Das ist eine kleine Kapitulation vor dem Klimawandel: „Auf der Hochfläche“, sagt Forstamts-Chef Dr. Gerrit Bub, „geben wir die Fichte auf.“ Um die Forst-Kapazitäten voll auf die wertvollen weitläufigen Waldbereiche zu konzentrieren, auf denen es noch was zu retten gibt, sollen die vom Borkenkäfer befallenen Fichtenbestände auf den Kalkkuppen im Raum Brilon-Rösenbeck-Madfeld sich selbst überlassen werden. Ziel aller Bemühungen, so Dr. Bub am Donnerstagabend im Haupt- und Finanzausschuss, sei „die Verminderung unseres Waldvermögens zu verlangsamen.“

Fichte nur noch in höheren Regionen

Nach den verheerenden „Kyrill“-Schäden im Jahr 2007 hatte der Briloner Forstbetrieb noch mehrere hunderttausend Fichten neu gepflanzt. Unter den rund 250.000 Baum-Setzlingen, die im nächsten Jahr neu in den Boden gebracht werden, befinden sich nur noch 7200. Und die sollen nur noch in den höher gelegenen Revier-Regionen wie dem Dreis und dem Hohen Eimberg ausgebracht und mit Sturmriegeln - zum Beispiel aus Mammutbäumen - vor künftigen Orkanen geschützt werden. Der Brotbaum der heimischen Forstwirtschaft hat ausgedient.

Schon jetzt hat sich der Forstbetrieb 110.000 Douglasien gesichert. Dieser Nadelbaum gilt nicht nur als trockenheitsresistenter, sondern er hat auch, so der Briloner Forst-Chef, rund 50 Prozent mehr Zuwachs als die Fichte. Und: „Er verkauft sich unglaublich gut.“ Derzeit seien 95 Euro für den Festmeter zu erzielen. Zum Vergleich: Bei der Fichte sei der Preis seit Mai von 52 auf um die 33 Euro gefallen.

Zeitdruck bei den Setzlingen

Der Druck bei der der Beschaffung der Douglasien-Setzlingen hat einen Grund. Der Hoffnungsträger der heimischen Forstwirtschaft muss im Frühjahr in die Erde. Ob das Aufforstungsprogramm wie geplant umgesetzt werden kann, liegt mit an der Politik und an der Verabschiedung des Kommunal-Haushaltes für das kommende Jahr. Vor Jahresfrist war die aufgrund eines Vetos der Briloner Bürgerliste um zwei Monate in den Januar hinein verzögert worden. Das hatte dem Forstbetrieb Probleme bereitet, wie Dr. Bub jüngst noch im Forstausschuss anmerkte. Geplant ist die Verabschiedung für die Ratssitzung am 28. November.

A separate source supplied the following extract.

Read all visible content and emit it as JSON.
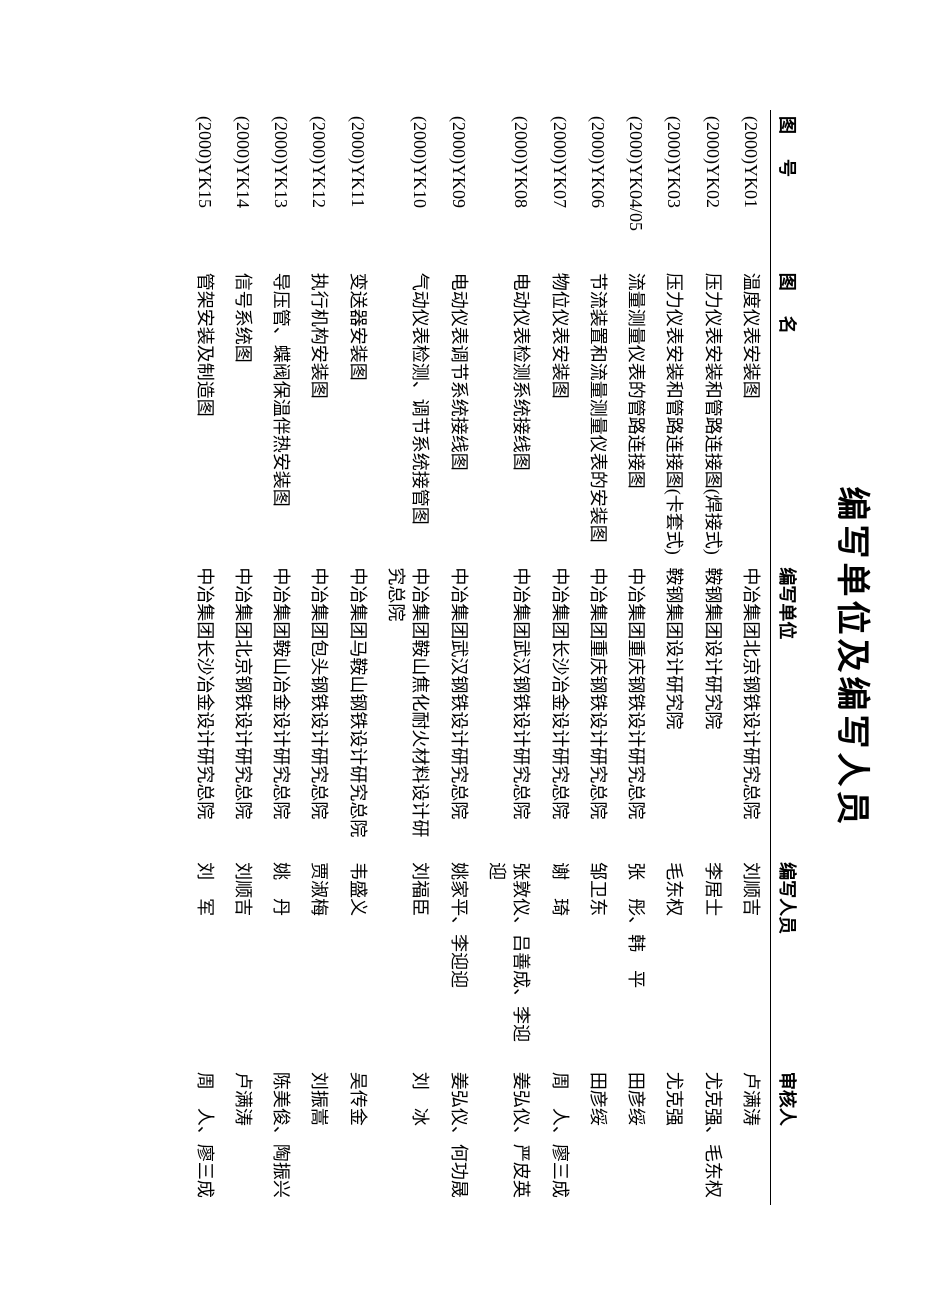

Angesichts der großflächigen Borkenkäferschäden sind Setzlinge überall gefragt. Rund 250.000 Euro sind für die Neuanpflanzung veranschlagt. Dr. Bub: „Je später wir das Geld zum Kaufen bekommen, desto schlechter wird es.“ Es sei unter Umständen zu überlegen, eigenes Fichtensaatgut im Lohn-Auftrag anziehen zu lassen. Eine eigene Baumschule rechne sich nicht, das, so Dr. Bub, würde „irre teuer“. Ausschuss-Vorsitzender Günther Wiese (SPD) nahm die Landesregierung in die Pflicht. Er hoffe, dass „in Düsseldorf die Einsicht wächst“, angesichts der riesigen Waldschäden die sogenannten Ersatzgelder aus dem Bau von Windrädern auch für Aufforstungen freizugeben.

Einschlag geht an die 90.000-Festmeter-Marke

Rund 80 Hektar Kulturfläche will das Forstamt im kommenden Jahr neu bestocken. Darunter sind fünf Hektar, auf denen Jungpflanzen aus biotischen und abiotischen Gründen ausgefallen sind. Etwa durch Verdorren (abiotisch) oder aber durch Wildverbiss, Mäuse oder Überwachsen durch andere Pflanzen (biotisch). Bei sogenannten Waldblößen, kahl gewordenen Flächen unterhalb von 0,1 Hektar, entscheidet der Forst je nach Einzellfall, ob er dort nachbessert oder die Fläche der Naturverjüngung überlässt.

Das nasskalte Wetter der vergangenen Wochen habe den Borkenkäfer zwar gebremst, aber die weitere Entwicklung sei „unkalkulierbar“, so Dr. Bub zur WP.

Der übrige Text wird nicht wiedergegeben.